The FDA’s growing list of expedited approval programmes has been a major success by many metrics, embraced by the industry and dramatically speeding up drug development and review times in the US. These programmes have rapidly ushered in many innovative new treatments, such as Bristol-Myers Squibb’s anti-cancer immunotherapy Opdivo (nivolumab), which benefited from breakthrough therapy and fast track designations, as well as priority review status. Other speedy approvals include Novartis’s cancer treatment Gleevec, which was approved in 2001 after less than three months of review, having gained fast track and priority review.

There have been concerns, however, that the popularity of these schemes might be undermining their original purpose. Some critics have pointed out that these designations are intended for the cream of the crop of innovative drugs, and the broad language used to define the designations’ entry criteria (usually a variation of providing a “significant improvement” in the treatment of “serious conditions”) has left the door open to too many therapies, with expedited approvals becoming the norm rather than the exception.
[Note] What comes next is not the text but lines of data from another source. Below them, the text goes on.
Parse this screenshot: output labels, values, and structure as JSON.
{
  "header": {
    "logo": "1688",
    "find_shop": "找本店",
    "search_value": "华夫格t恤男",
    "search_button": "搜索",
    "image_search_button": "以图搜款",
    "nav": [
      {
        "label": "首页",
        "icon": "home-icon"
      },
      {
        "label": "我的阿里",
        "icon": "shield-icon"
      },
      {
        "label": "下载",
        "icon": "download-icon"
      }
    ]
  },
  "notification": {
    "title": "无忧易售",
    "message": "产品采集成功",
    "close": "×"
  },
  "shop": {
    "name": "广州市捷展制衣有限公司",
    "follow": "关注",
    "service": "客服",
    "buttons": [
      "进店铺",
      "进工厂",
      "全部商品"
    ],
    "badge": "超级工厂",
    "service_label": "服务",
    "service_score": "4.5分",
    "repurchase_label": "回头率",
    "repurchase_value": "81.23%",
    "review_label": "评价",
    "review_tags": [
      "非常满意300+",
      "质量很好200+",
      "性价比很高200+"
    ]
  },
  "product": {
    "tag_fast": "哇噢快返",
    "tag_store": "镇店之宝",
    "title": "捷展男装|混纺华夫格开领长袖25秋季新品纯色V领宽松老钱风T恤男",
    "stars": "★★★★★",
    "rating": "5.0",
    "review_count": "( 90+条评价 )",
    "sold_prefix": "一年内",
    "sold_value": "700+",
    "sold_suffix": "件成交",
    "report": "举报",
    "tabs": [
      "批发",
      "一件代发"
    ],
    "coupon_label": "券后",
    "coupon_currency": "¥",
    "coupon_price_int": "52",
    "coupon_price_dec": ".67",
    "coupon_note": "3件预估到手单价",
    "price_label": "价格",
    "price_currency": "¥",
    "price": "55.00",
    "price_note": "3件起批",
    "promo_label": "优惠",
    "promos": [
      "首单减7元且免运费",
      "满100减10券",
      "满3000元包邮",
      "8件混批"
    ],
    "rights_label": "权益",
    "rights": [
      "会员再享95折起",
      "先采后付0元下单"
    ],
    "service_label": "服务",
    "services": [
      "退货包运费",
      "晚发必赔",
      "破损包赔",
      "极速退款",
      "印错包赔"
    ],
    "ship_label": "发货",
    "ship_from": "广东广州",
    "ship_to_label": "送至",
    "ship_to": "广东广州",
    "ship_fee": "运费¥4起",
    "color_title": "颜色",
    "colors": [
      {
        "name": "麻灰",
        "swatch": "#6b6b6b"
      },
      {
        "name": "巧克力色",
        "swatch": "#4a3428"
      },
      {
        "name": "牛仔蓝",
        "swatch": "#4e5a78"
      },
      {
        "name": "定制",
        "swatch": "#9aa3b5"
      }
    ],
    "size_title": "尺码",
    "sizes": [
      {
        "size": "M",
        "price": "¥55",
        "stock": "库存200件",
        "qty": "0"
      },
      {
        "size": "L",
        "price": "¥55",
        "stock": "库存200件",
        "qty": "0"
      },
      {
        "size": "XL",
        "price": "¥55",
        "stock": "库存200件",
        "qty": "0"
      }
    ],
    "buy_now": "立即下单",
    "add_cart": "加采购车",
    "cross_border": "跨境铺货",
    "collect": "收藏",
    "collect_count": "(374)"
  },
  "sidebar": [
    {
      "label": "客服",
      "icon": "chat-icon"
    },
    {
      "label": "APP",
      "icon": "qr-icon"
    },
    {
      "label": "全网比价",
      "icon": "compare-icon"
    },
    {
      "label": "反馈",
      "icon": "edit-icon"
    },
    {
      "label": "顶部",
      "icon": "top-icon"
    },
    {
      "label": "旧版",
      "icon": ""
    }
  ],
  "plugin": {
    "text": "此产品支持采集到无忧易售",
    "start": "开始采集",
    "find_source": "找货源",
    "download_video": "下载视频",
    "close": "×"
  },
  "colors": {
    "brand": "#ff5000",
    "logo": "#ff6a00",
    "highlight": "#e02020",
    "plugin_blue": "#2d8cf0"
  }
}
This could be accelerating the introduction of a whole slew of incremental therapeutic improvements at the expense of the most innovative and urgently needed treatments.

A 2015 study published in the British Medical Journal (BMJ) found that the proportion of new drug candidates using one or more accelerated-review designations has increased by an average of 2.4% a year since 1987, and in the 21st century, the proportion of drugs developed under expedited review or orphan drug designations has regularly reached or exceeded 60% in a given year.

“One possibility is the idea of designation creep,” Harvard Medical School research associate Dr Aaron Kesselheim, who contributed to the BMJ study, told The Scientist in a January 2016 interview. “Over time…the application of these pathways broadens to encompass drugs that the pathways were maybe not intended to encompass.”

Others simply focus on the public safety risk of having so many drugs approved on an expedited schedule. The breakthrough therapy status, for example, was originally envisioned in 2012 as a designation that might be applied to only a few drugs a year, but just over three years after the launch of the programme, 104 of these designations had been issued from 337 applications. Could these schemes be threatening public safety by becoming victims of their own popularity?

“There’s clear evidence that when reviews are done in half the time, it significantly increases the risks of hospitalisation and death,” Rowan University professor of comparative health policy Dr Donald Light – a long-time critic of the FDA’s practices – told The Scientist last year.

In the delicate tightrope walk between speed and safety in drug development, has the FDA lost balance in the quest for accelerated access to new drugs? Certainly the agency has maintained its reputation as a world leader in rigorous oversight while revolutionising the efficiency of its review processes, but whether its expedited programmes have become too bloated and compromised remains to be seen. In the meantime, the discussion continues.